設計段階での成果物は、「図面」「特記仕様書」「設計予算書」などがあります。
このなかでも、特記仕様書についてはよく目を通しておいたほうがいいでしょう。特記仕様書とは、施工箇所、工法、材料などを定義するもので、特に工事を見積りするにあたって、条件などが書いてある部分ですので、大切な書類となります。
また、大規模修繕工事では「下地補修工事」という工事項目があります。これは、ひび割れ補修やタイルの浮き補修、爆裂などの鉄筋が露出している部分の補修工事になります。今の段階での下地補修と半年後の下地補修では数量が異なることが多いため、下地補修工事については「実数精算方式」と「請負方式(一式無増減)」という方式があることを覚えておきましょう。
請負方式は、工事業者にとってはリスクがあり、高いものについてしまう可能性があるため、実数精算方式が一般的になっています。
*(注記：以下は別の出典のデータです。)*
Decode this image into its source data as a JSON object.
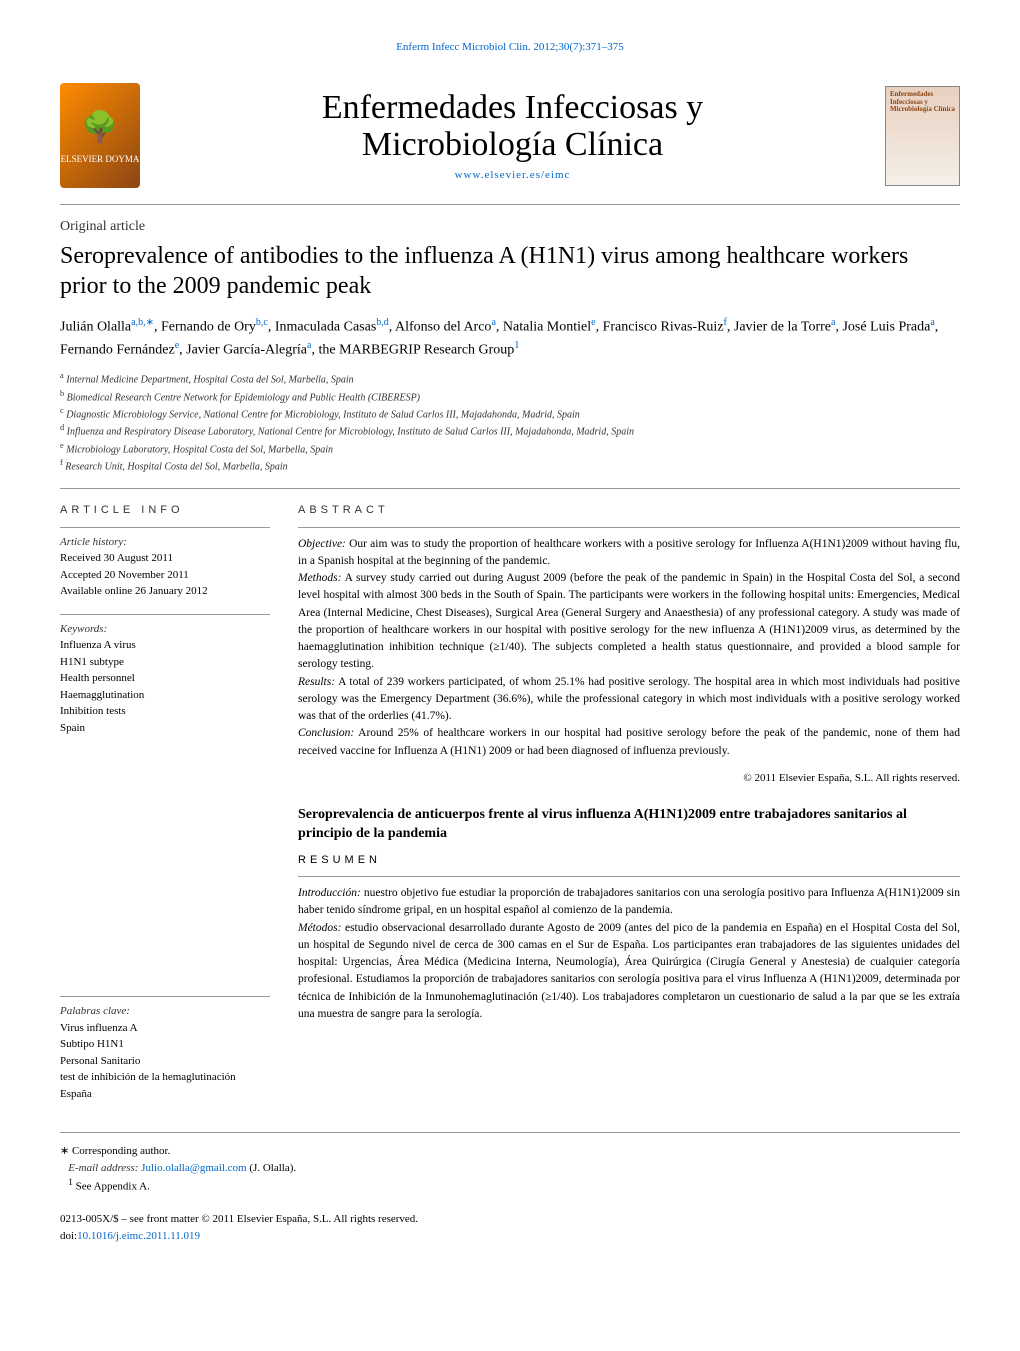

実数精算方式では、数量は仮定数量で、単価での契約となります。実際に工事を行った段階で、仮定数量よりも実数が少なければ、請負金額から減額となり、仮定数量よりも実数が多ければ増額となるわけです。したがって、数量が増えた場合を想定して、実数精算方式では予備費が必要となることに留意してください。
そして、設計予算書は、工事予算に対して工事項目、範囲や仕様を検討する材料にします。また、設計予算書の単価と金額を削除すると、各社が見積書を作成する「金抜き内訳明細書」となり、各社は数量積算をする必要がなくなりますので、各社とも同じ条件で見積りが可能となります。